Entscheidend für die Veränderung ist der Gebrauch des Freien Ausdrucks, der tastenden Versuche, des eigenen und natürlichen Lernens, dem kritischen eigenen Umgang mit Welt und Umwelt. Hier spüren Lehrer*innen und Schüler*innen sich selbst... und ihre Rechte als Lebewesen. Das (!) verändert die Beziehung zu einander.

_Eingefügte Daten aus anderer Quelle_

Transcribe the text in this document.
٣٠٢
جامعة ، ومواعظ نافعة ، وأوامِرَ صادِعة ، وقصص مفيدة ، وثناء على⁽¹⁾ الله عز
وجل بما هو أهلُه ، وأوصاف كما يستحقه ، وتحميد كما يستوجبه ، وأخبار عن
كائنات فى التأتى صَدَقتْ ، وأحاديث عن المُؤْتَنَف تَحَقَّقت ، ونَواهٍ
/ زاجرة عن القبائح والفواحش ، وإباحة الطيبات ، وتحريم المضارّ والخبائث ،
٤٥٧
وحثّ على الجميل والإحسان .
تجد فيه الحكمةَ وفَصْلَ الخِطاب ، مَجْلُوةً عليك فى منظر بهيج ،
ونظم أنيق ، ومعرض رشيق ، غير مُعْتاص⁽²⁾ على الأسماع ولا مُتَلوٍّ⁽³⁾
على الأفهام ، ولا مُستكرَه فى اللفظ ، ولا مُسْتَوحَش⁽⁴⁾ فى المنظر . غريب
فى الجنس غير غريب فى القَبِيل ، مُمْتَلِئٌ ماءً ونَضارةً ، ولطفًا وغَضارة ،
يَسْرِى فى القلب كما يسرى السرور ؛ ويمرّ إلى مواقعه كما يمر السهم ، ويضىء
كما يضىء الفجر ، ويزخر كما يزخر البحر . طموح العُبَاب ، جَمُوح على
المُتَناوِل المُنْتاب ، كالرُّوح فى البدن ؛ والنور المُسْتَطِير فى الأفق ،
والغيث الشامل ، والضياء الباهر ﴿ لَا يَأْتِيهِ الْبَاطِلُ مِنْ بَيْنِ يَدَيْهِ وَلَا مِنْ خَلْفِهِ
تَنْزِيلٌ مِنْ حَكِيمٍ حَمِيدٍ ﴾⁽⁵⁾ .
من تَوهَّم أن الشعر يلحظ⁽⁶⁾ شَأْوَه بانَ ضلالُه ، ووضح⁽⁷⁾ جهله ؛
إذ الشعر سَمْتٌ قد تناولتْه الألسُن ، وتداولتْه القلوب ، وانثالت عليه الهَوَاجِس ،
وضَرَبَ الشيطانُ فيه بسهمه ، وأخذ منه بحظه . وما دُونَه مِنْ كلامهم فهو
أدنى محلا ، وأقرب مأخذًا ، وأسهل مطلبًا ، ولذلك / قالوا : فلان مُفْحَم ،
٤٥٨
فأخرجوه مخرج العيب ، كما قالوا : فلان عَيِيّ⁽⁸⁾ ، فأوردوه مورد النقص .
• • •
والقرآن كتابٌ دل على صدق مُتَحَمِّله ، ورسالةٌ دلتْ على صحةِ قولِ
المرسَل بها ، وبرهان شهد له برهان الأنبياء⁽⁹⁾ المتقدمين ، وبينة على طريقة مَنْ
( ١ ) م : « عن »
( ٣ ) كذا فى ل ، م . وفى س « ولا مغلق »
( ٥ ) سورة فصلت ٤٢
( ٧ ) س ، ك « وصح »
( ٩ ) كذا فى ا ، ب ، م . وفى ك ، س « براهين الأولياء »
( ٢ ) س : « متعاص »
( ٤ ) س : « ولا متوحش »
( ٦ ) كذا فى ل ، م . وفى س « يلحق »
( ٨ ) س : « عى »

Das ersetzt Schule durch eigenes Lernen.

 

 

 

Das Fehlen dieser Werkzeuge und Strukturen kann ein entscheidender Grund für die Nichtumsetzbarkeit der eigenen und von Generation zu Generation wachsender Demokratievorstellung beim Lernen sein. Die Freinetklasse ist jenes feine Geflecht solcher Strukturen: Verträge, Verbindlichkeiten, Absprachen, Autonomie des Lernens, Lernen in der Gruppe, Selbstregulierung, Sensibilitäten, Zeitrhythmen, Diversität, Menschenwürde und demokratische Rechte jedes Menschen. Es sind das individuelle und kooperative Arbeiten und der Müßiggang, es sind der Wechsel der Lernorte, die Schlagrhythmen aller Herzen und des Gesamtherzens, dem Klassenrat.

 

Der Klassenrat gibt der Klasse die immer andere und sich selbst verändernde Struktur, die die Menschen brauchen. Diese Struktur ist immer gekoppelt an das Leben der Klasse, ihre Arbeit (wobei der Begriff „Arbeit“ immer als sinnvolle, freiwillige eigene Arbeit zu verstehen ist).

 

 

 

Alles in der Freinetklasse dreht sich um die Frage: „Was können wir tun, dass wir das Leben das wir wollen, leben können.“ Und damit findet die Veränderung der Lehrer*innen als Menschen statt.